Section 2: Looking forward - Integrated management recommendations based on expert opinion of the UC Science Team
Implementation of SPLATs
20. If your goal is to maximize the value of SPLATs, complete treatment implementation, especially the reduction of surface fuels.
21. If your goal is to efficiently reduce fire behavior and effects, SPLATs need to be strategically placed on the landscape.
22. If your goal is to improve SPLAT effectiveness, increase heterogeneity within treatment type and across the SPLAT network.
Forest ecosystem restoration
23. If your goal is to restore Sierra Nevada forest ecosystems and improve forest resilience to fire, SPLATs can be used as initial entry, but fire needs to be reintroduced into the system or allowed to occur as a natural process (e.g., managed fire).
24. If your goal is to manage the forest for long-term sustainability, you need to consider the pervasive impacts of climate change on wildfire, forest ecosystem health, and water yield.

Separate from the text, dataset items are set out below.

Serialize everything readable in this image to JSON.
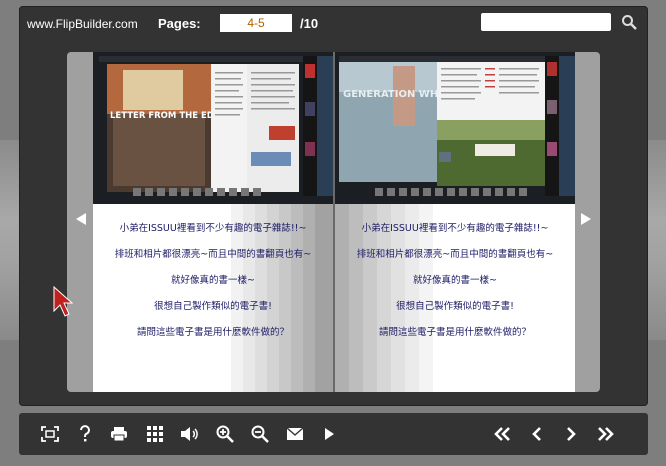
{
  "header": {
    "brand": "www.FlipBuilder.com",
    "pages_label": "Pages:",
    "page_value": "4-5",
    "total_pages": "/10",
    "search_value": ""
  },
  "book": {
    "left_page": {
      "lines": [
        "小弟在ISSUU裡看到不少有趣的電子雜誌!!~",
        "排班和相片都很漂亮~而且中間的書翻頁也有~",
        "就好像真的書一樣~",
        "很想自己製作類似的電子書!",
        "請問這些電子書是用什麼軟件做的？"
      ],
      "screenshot_title": "LETTER FROM THE EDITOR"
    },
    "right_page": {
      "lines": [
        "小弟在ISSUU裡看到不少有趣的電子雜誌!!~",
        "排班和相片都很漂亮~而且中間的書翻頁也有~",
        "就好像真的書一樣~",
        "很想自己製作類似的電子書!",
        "請問這些電子書是用什麼軟件做的？"
      ],
      "screenshot_title": "GENERATION WHY"
    }
  },
  "toolbar": {
    "icons": [
      "fullscreen-icon",
      "help-icon",
      "print-icon",
      "thumbnails-icon",
      "sound-icon",
      "zoom-in-icon",
      "zoom-out-icon",
      "email-icon",
      "autoplay-icon",
      "first-page-icon",
      "previous-page-icon",
      "next-page-icon",
      "last-page-icon"
    ]
  },
  "colors": {
    "frame": "#333333",
    "page_text": "#1c1c66",
    "page_number": "#b06000"
  }
}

Management impacts on California spotted owl and Pacific fisher
25. If your goal is to enhance landscape habitat condition for owl and fisher, hazard tree removal of large trees should be carefully justified before removing.
26. If your goal is to minimize the effects of SPLATs on fisher, SPLAT treatments should be dispersed through space and time.

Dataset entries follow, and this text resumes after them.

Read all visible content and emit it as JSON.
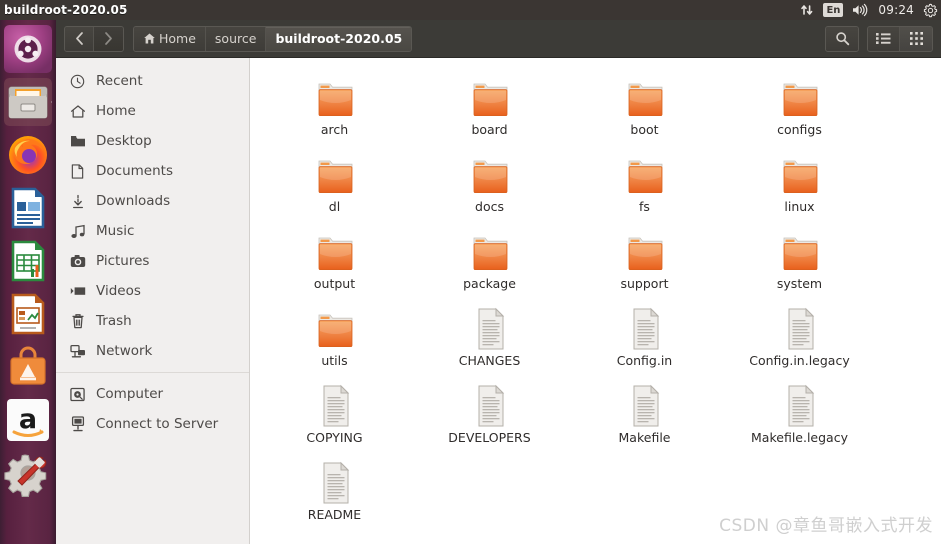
{
  "topbar": {
    "window_title": "buildroot-2020.05",
    "indicators": [
      {
        "name": "network-indicator",
        "icon": "network-updown-icon"
      },
      {
        "name": "keyboard-indicator",
        "icon": "keyboard-layout-icon",
        "label": "En"
      },
      {
        "name": "volume-indicator",
        "icon": "speaker-icon"
      },
      {
        "name": "clock-indicator",
        "icon": "clock-icon",
        "label": "09:24"
      },
      {
        "name": "session-indicator",
        "icon": "gear-icon"
      }
    ],
    "clock": "09:24",
    "keyboard_layout": "En"
  },
  "launcher": {
    "items": [
      {
        "label": "Ubuntu Dash",
        "icon": "ubuntu-logo-icon"
      },
      {
        "label": "Files",
        "icon": "file-cabinet-icon",
        "running": true
      },
      {
        "label": "Firefox",
        "icon": "firefox-icon"
      },
      {
        "label": "LibreOffice Writer",
        "icon": "libreoffice-writer-icon"
      },
      {
        "label": "LibreOffice Calc",
        "icon": "libreoffice-calc-icon"
      },
      {
        "label": "LibreOffice Impress",
        "icon": "libreoffice-impress-icon"
      },
      {
        "label": "Ubuntu Software",
        "icon": "ubuntu-software-icon"
      },
      {
        "label": "Amazon",
        "icon": "amazon-icon"
      },
      {
        "label": "System Settings",
        "icon": "gear-wrench-icon"
      }
    ]
  },
  "header": {
    "back_label": "‹",
    "forward_label": "›",
    "breadcrumbs": [
      {
        "label": "Home",
        "icon": "home-icon",
        "active": false
      },
      {
        "label": "source",
        "icon": "",
        "active": false
      },
      {
        "label": "buildroot-2020.05",
        "icon": "",
        "active": true
      }
    ],
    "search_icon": "search-icon",
    "list_view_icon": "list-view-icon",
    "grid_view_icon": "grid-view-icon"
  },
  "places": {
    "groups": [
      [
        {
          "label": "Recent",
          "icon": "clock-icon"
        },
        {
          "label": "Home",
          "icon": "home-icon"
        },
        {
          "label": "Desktop",
          "icon": "folder-icon"
        },
        {
          "label": "Documents",
          "icon": "document-icon"
        },
        {
          "label": "Downloads",
          "icon": "download-arrow-icon"
        },
        {
          "label": "Music",
          "icon": "music-note-icon"
        },
        {
          "label": "Pictures",
          "icon": "camera-icon"
        },
        {
          "label": "Videos",
          "icon": "video-icon"
        },
        {
          "label": "Trash",
          "icon": "trash-icon"
        },
        {
          "label": "Network",
          "icon": "network-icon"
        }
      ],
      [
        {
          "label": "Computer",
          "icon": "harddisk-icon"
        },
        {
          "label": "Connect to Server",
          "icon": "server-icon"
        }
      ]
    ]
  },
  "files": {
    "items": [
      {
        "name": "arch",
        "type": "folder"
      },
      {
        "name": "board",
        "type": "folder"
      },
      {
        "name": "boot",
        "type": "folder"
      },
      {
        "name": "configs",
        "type": "folder"
      },
      {
        "name": "dl",
        "type": "folder"
      },
      {
        "name": "docs",
        "type": "folder"
      },
      {
        "name": "fs",
        "type": "folder"
      },
      {
        "name": "linux",
        "type": "folder"
      },
      {
        "name": "output",
        "type": "folder"
      },
      {
        "name": "package",
        "type": "folder"
      },
      {
        "name": "support",
        "type": "folder"
      },
      {
        "name": "system",
        "type": "folder"
      },
      {
        "name": "utils",
        "type": "folder"
      },
      {
        "name": "CHANGES",
        "type": "file"
      },
      {
        "name": "Config.in",
        "type": "file"
      },
      {
        "name": "Config.in.legacy",
        "type": "file"
      },
      {
        "name": "COPYING",
        "type": "file"
      },
      {
        "name": "DEVELOPERS",
        "type": "file"
      },
      {
        "name": "Makefile",
        "type": "file"
      },
      {
        "name": "Makefile.legacy",
        "type": "file"
      },
      {
        "name": "README",
        "type": "file"
      }
    ]
  },
  "watermark": {
    "text": "CSDN @章鱼哥嵌入式开发"
  },
  "colors": {
    "panel": "#3b3633",
    "launcher": "#5a2442",
    "header": "#3c3b37",
    "sidebar": "#f1efee",
    "folder_orange": "#e8601c",
    "content": "#ffffff"
  }
}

Management impacts on water quantity and quality
27. If your goal is to optimize water management, consider the range of potential fluctuations in precipitation and temperature.
Successful collaborative adaptive management processes
28. If your goal is to implement collaborative adaptive management, commit enough time, energy, and training of key staff to complete the adaptive management cycle.
29. The role of a third party science provider for an adaptive management program can be realized in a variety of ways.
30. If the goal is to implement adaptive management, managers must adopt clear definitions and guidelines for how new information will be generated, shared, and used to revise subsequent management as needed.
31. If your goal is to increase forest health in the Sierra Nevada, we now know enough to operationalize some of the aspects of SNAMP more broadly./h3>/h3>
The SNAMP UC Science Team worked together to develop 31 integrated management recommendations at the conclusion of our SNAMP project. The following deal specifically with lidar and vegetation mapping. All 31 can be found here. All our SNAMP spatial publications can be found here.
Mapping forests for management
If your goal is to integrate across firesheds, an accurate vegetation map is essential, and a fusion of optical, lidar and ground data is necessary.
Lidar data can produce a range of mapped products that in many cases more accurately map forest height, structure, and species than optical imagery alone. Our work indicated that the combination of high-resolution multi-spectral aerial/satellite imagery with lidar is very helpful in mapping vegetation communities as well as characterizing forest structure zones.
If your goal is to understand the effects of SPLATs, lidar is essential to accurately monitor the intensity and location of SPLAT treatments.
Lidar data can effectively penetrate the forest canopy and can be used to accurately detect forest understory changes. Our work indicated that the use of lidar-derived vegetation structure products (e.g., canopy cover and vegetation height) significantly outperformed the aerial image in identifying the SPLAT treatment extent and intensity.